Mas não era nesta casa principal que nós ficávamos. Subíamos por uma entrada particular mesmo ao lado, virávamos à direita, continuávamos sempre em frente e curvávamos à esquerda. Ali ficava uma casa humilde, bem mais pequena do que a outra, rodeada de bananeiras, poios e regos. Gostava muito do terraço, com vista sobre o mar. Ali devorei o mais belo por do sol, sentava-me no chão de cimento e ficava a ver o sol a pôr-se, o céu a ficar cada vez mais vermelho, descaindo para o laranja, baixando suavemente na linha do horizonte e aquela matiz vermelho alaranjado ia subtilmente se misturando no azul do mar e no escuro do céu e de repente ficava tão longe, tão distante e os meus olhos deixavam de o ver e ele perdia-se para lá do horizonte. Só o tornaria a ver no dia seguinte. Era um momento mágico.
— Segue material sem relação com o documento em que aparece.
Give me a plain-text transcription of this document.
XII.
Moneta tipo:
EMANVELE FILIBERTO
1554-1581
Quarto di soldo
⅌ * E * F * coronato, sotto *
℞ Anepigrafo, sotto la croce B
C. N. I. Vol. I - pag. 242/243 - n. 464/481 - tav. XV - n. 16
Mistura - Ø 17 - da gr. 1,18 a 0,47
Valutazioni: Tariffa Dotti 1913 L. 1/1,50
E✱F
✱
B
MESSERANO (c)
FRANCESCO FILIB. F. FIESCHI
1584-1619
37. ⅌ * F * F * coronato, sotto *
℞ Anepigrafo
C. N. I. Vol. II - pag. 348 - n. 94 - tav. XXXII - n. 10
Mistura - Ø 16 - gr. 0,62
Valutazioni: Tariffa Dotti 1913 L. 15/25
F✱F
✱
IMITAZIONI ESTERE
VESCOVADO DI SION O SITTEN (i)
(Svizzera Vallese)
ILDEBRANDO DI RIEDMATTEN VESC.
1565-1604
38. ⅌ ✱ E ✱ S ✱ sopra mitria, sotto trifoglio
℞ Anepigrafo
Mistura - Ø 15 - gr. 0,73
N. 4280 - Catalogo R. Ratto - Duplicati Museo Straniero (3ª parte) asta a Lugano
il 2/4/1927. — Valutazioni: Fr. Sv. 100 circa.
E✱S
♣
Eu absorvia para não mais esquecer aqueles silêncios quentes. E pensava, para onde iria entregar luz e cor e a quem iria aquecer.
Às vezes na linha do horizonte apontava um navio, eu queria saber para onde seguia aquele barco, quem levava, o que faziam as pessoas que iam lá dentro, tantas perguntas, tantos quês, que ninguém me respondia, até porque eu também não me atrevia a perguntar.
Por ali ficava, nunca mais do que uma semana, ia sempre com uma irmã do meio. O homem da casa tinha emigrado para França e havia deixado em Portugal a mulher e 4 filhos, todos rapazes.
Apesar de serem rapazes não me intimidavam, eu sempre estive habituada a brincar com os rapazes, nasci, no meio de dois, tenho um irmão mais velho e um mais novo. No Funchal, a vizinhança era composta por rapazes, por isso as brincadeiras eram muito mais masculinas do que femininas. As bicicletas, a bola, os carrinhos de verga, as pistolas eram os meus brinquedos. Não me recordo de ter tido muitas bonecas, lembro-me apenas de uma mulher da Nazaré, oferecida pela minha madrinha, era uma boneca grande e com muita roupa, sete saias, e alguns colares a imitar ouro, aquilo fazia-me uma confusão. Ainda esteve em cima da minha cama uma serie de anos. Hoje em dia brinquedos, bonecas ou quaisquer resquícios de brincadeiras de infância não restam nenhuns.
Os rapazes que viviam na Madalena do Mar eram durante essa semana os meus únicos companheiros de brincadeiras, das idas à praia, dos passeios até o caís passando pelo bairro dos pescadores, das visitas à igreja e ao salão paroquial.
Atravessa a rua só de fato banho e toalha em cima do ombro, ora descalça ora de chinelas de meter o dedo amarelas, tipo havaianas.
O mais velho era muito apaparicado pela mãe e por uma tia, eu pessoalmente dava-me muito bem com um da minha idade, os outros dois eram mais pequenos, muito chorões e andavam sempre debaixo das saias da mãe. Foram todos para França, vivem lá há muitos anos e há muitos anos que também não os vejo.
Mais tarde, já todos em França soube que os pais se divorciaram, na verdade nunca se deram bem, assisti a muitas discussões, o marido era ciumento e autoritário, a mulher por seu lado não gozava de um bom feitio, como se costuma dizer, tinha pelo na venta.
Na Madalena também havia família da parte do meu pai, pelo menos duas primas, e soube há bem pouco tempo que a minha bisavó, uma senhora muito alta e de olhos azuis, filha única de uma família da Calheta, porque namorou e decidiu casar-se com um rapaz que não era da mesma classe social que a dela foi deserdada e acabou por ir viver para a Madalena.
Não sei se é pela experiência vivida mas hoje em dia ainda sinto um prazer muito grande em passar pela marginal da Madalena, olhar a casa, que entretanto foi vendida, mas encontra-se igual à que era, sentir o calor do sol de um fim de tarde e imaginar-me sentada naquele chão de cimento de um pequeno terraço à espera de mais um terminar de dia.
Curiosamente, há uns dias atrás e depois de uma caminhada, por momentos regressei à minha infância e observei um por do sol semelhante àquele em que assistia na Madalena do Mar, quando era uma miúda entre os 8 e os 9 anos.
Foi no Calhau das Achadas da Cruz, que por breves instantes vivi alguns momentos de uma boa nostalgia contemplando o fim de um dia.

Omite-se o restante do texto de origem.